This move aims to enhance the learning experience of students who cannot attend in person teaching due to absence or in the event there are further lockdowns.
The ICO has issued clear guidance that data protection is not a barrier to increased and different types of remote working, but universities will need to consider the data protection issues and appropriate security measures.
When recording lectures, universities are processing personal data of the individuals delivering, and in some cases attending, the lectures. Where personal data is processed, universities will need to ensure that they are doing so fairly, lawfully and transparently.
First, consider whether processing personal information in this way is fair, taking into account what staff (and in some cases students) would reasonably expect in relation to the use of their personal information, the reasons their information is being used for this purpose and any detriment to the individuals involved.

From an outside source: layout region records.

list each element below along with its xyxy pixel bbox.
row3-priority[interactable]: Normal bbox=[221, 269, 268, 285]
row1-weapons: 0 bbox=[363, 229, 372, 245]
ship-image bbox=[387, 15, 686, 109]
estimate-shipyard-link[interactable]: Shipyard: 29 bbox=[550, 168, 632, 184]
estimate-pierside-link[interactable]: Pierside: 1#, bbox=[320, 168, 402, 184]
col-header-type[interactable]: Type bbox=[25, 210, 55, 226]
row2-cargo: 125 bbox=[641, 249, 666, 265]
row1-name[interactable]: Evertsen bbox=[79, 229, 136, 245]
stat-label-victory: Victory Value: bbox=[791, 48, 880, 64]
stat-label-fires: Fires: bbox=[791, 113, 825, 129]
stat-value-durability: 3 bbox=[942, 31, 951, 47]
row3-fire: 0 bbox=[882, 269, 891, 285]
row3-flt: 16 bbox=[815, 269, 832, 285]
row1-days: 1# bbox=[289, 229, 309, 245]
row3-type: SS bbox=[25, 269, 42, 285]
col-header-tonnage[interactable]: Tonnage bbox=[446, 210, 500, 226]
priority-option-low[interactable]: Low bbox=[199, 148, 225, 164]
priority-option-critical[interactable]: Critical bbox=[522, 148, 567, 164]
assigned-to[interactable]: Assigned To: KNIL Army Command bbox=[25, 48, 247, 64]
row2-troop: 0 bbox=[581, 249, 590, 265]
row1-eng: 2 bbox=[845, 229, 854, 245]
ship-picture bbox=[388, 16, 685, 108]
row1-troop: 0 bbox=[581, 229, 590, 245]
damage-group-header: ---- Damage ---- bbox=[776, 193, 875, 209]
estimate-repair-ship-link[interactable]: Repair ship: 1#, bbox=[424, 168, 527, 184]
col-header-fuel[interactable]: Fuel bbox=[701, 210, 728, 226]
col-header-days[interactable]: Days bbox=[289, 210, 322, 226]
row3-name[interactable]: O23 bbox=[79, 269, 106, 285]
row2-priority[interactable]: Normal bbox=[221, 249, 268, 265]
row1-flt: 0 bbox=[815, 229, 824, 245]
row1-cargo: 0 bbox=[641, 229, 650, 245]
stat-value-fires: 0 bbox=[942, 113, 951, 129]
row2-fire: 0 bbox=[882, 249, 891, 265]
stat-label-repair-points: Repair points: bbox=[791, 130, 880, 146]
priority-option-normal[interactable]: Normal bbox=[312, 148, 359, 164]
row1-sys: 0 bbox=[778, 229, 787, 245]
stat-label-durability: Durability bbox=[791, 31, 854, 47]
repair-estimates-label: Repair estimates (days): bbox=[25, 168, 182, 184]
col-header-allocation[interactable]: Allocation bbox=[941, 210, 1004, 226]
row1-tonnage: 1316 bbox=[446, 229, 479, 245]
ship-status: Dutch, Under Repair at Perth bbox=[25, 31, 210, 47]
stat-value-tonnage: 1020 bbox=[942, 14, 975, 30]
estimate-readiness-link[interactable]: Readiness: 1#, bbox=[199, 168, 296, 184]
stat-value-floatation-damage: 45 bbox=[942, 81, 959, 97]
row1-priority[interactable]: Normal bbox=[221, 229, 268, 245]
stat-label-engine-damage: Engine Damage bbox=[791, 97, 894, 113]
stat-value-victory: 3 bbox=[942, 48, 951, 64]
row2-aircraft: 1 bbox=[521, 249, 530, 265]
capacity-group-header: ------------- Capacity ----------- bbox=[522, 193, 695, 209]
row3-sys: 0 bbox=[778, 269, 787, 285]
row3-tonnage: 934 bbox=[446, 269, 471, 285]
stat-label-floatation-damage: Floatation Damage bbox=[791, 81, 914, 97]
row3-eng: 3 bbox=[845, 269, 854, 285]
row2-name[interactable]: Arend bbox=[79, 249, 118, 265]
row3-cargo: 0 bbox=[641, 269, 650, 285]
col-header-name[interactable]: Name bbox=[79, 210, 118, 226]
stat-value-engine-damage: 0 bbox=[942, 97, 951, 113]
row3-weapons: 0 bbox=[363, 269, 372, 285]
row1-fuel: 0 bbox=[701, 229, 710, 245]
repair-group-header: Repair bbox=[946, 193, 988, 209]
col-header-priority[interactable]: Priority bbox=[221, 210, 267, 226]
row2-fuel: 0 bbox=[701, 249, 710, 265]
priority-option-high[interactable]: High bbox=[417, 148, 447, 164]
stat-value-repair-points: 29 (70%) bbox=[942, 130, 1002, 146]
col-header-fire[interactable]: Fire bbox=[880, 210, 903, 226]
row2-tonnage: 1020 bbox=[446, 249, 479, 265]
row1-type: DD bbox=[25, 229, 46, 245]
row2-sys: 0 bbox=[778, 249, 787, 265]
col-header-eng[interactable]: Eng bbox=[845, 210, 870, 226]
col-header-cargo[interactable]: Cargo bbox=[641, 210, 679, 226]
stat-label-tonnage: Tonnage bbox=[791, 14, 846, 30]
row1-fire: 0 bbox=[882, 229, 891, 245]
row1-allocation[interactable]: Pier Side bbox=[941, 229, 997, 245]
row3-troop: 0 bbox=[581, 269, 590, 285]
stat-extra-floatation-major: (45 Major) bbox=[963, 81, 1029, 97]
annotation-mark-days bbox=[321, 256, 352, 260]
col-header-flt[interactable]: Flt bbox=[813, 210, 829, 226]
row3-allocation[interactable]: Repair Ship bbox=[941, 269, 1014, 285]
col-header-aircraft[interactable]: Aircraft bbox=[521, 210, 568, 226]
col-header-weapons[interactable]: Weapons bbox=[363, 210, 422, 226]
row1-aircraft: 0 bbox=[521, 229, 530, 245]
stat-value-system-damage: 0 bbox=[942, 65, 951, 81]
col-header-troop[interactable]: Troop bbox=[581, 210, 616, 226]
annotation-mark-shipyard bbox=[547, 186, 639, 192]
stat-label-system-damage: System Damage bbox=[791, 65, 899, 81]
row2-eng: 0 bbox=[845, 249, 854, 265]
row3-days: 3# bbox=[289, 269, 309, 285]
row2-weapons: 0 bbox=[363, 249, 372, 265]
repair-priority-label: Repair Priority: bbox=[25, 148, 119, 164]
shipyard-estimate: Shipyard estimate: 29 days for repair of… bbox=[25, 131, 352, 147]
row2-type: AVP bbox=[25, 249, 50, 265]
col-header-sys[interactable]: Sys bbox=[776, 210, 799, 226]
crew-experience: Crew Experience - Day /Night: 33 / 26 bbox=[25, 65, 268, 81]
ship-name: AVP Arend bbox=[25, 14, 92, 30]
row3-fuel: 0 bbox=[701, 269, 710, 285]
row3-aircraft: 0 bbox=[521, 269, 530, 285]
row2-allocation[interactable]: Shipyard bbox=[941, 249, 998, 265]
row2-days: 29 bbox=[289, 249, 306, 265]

Secondly, identify and document your lawful bases for processing personal data. For most universities it is likely that they will be able to rely on legitimate interests or public task as their lawful basis, but remember if you are relying on legitimate interest a legitimate interest assessment should be carried out.
Thirdly, make it clear to staff (and where applicable, students) what you are doing with their personal information, how recordings will be reused, how long they will be kept for and with who they will be shared. You can tell individuals either by updating your current privacy notice or by creating a separate notice which applies to only lecture recordings.
Other issues should also be considered, for example, whether the platform used to record lectures has end-to-end encryption, whether it has sufficient security measures to prevent unauthorised access, and if there are any reported concerns about the security of the platform.